Luis Feliu
Tweed Shire Council has struck a controversial deal with the organisers of the world motor rally run in Tweed and Kyogle shires in 2009 to write off a $126,000 debt in lieu of staging yet another motor event in the Tweed next year.
The outstanding $126,372.83 was owed for track building works for the 2010 Speed on Tweed event in Murwillumbah, which was backed by Rally Australia.
Massive protests when the rally was run in the Tweed forced organisers to stage the 2011 rally in Coffs Harbour.
Last week, the council secretly debated the debt and proposal by the Confederation of AustralianMotor Sports (CAMS), with Cr Katie Milne, one of the leading opponents of the rally, the only one to oppose the deal.
Councillors resolved to write off the debt incurred in the name of Speed on Tweed Pty Ltd, following the staging next year of a car carnival and a workshop on road safety for high-school students.
Under the deal, CAMS will contribute $15,000 for costs incurred by Tweed Shire Council.
Council accepted CAMS offer on the new car event and workshop as ‘an act of good faith’ to settle the debt. Dates and venues for the events are yet to be finalised.
But several council election candidates have hit out at the debt, describing it as a waste of ratepayer funds.
Audacity
Scott Sledge, the number two candidate on the Tweed Respect ticket, said ‘the audacity’ of the CAMs offer to council ‘is astounding’.
‘I wonder how the motor-racing gurus plan to teach driver safety to young speed heads,’ Mr Sledge, who was the main spokesman for the No Rally Group, told Echonetdaily.

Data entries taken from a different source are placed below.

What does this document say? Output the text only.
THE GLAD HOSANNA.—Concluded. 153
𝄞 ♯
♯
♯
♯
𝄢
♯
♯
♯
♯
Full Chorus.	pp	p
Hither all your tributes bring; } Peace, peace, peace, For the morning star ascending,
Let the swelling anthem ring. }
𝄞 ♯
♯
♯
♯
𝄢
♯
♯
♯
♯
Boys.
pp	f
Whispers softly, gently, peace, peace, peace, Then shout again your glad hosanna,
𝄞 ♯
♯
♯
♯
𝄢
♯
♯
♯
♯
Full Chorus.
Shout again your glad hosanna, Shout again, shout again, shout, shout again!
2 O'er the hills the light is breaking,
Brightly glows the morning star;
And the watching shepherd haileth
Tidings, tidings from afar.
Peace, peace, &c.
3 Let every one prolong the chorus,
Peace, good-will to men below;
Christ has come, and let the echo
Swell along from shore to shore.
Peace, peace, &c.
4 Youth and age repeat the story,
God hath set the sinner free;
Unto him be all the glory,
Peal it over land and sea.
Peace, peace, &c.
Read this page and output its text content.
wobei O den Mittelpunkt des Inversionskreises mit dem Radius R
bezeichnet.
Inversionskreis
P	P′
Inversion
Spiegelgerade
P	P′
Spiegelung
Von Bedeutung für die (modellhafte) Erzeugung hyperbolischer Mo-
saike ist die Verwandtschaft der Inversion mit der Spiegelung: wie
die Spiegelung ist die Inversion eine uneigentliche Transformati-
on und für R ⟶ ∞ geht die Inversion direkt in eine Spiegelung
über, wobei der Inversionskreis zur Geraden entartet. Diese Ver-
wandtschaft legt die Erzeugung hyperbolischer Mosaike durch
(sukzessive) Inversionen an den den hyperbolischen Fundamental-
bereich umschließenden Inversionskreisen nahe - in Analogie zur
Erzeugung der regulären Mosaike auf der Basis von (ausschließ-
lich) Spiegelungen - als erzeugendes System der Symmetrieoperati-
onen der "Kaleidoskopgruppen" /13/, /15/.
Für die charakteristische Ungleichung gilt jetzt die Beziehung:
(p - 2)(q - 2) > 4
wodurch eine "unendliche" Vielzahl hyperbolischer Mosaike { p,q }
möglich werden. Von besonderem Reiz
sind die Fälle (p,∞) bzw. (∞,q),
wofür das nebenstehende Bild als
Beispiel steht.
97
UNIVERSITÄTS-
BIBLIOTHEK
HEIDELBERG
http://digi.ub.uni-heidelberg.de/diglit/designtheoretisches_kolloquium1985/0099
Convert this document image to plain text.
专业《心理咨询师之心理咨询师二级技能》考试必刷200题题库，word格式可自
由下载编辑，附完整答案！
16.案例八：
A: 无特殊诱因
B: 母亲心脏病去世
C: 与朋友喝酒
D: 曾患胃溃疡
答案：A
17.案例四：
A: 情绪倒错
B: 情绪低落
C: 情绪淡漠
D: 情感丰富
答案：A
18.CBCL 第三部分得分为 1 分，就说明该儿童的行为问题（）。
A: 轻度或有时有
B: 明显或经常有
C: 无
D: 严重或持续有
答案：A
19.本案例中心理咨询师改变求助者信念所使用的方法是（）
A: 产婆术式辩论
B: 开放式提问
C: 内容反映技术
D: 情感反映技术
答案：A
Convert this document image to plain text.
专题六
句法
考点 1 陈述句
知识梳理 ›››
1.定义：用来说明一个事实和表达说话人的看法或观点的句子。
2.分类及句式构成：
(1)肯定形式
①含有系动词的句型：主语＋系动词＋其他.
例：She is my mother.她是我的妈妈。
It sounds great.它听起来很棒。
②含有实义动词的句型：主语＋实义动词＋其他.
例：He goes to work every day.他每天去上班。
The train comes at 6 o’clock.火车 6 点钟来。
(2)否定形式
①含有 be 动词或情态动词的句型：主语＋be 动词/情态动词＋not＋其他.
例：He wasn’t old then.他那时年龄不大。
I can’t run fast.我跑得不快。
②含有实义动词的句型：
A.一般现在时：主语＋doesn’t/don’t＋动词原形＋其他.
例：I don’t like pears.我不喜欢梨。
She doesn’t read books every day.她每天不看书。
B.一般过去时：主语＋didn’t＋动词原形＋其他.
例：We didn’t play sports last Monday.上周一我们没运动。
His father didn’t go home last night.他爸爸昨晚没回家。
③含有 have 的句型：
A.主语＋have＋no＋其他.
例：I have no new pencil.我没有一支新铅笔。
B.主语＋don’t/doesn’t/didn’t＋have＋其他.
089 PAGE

‘Where is the return to basic “rates, roads and rubbish” promised by Crs Polgalse and Youngblutt? They said that the voters would get services, but instead we have to pay for the privilege of hosting yet another motoring event in our shire.
‘The fact that it was kept “confidential” highlights exactly what TSC needs to get away from. The people may well want to waste their money on worshipping the wasters of precious fossil fuels, but they should be consulted, honestly and not in this underhanded manner.
‘These are the same councillors who wasted untold rates dollars supporting the unpopular Repco Rally and need to get a grip.
‘They voted to write off the debt in exchange for a slim promise. After the failure of the rally to deliver profits, why should we trust CAMS?’ Mr Sledge said.
Tweed Respect team’s main candidate Eddie Roberts said the money should have been spent on low-impact ecotourism facilities such as bike and walk trails.
Former No Rally Group member Michael McNamara told Echonetdaily that the debt write-off ‘reinforces everything we ever said about the dodgy financial arrangements that underpinned the rally’.
First event
In a media release on the deal yesterday, the council announced that the CAMS car club festival, to be known as CARnival, will be held for the first time in 2012 in Victoria this December and in the Tweed next year.
As part of the festival, the motorsport body will help the council organise a special road-safety and driver-behaviour workshop for local high-school students, called Ignition.
Chief executive of CAMS, David Morgan, said the two events were ‘exciting initiatives that will both benefit the Tweed’, while council general manager, David Keenan, said both events would see an influx of people to the area.
The former state government secretly funded the 2009 and 2011 rallies to the tune of millions of taxpayer dollars and forced the 2009 event onto the Tweed with special legislation pushed through parliament to enable it to be run.
The minister responsible for the event at the time, Ian Macdonald, has since been disgraced over a massage-for-favours scandal and is also being investigated by ICAC over allegations concerning his granting of an exploration licence in the Hunter Valley to a mining company associated with a former senior union official.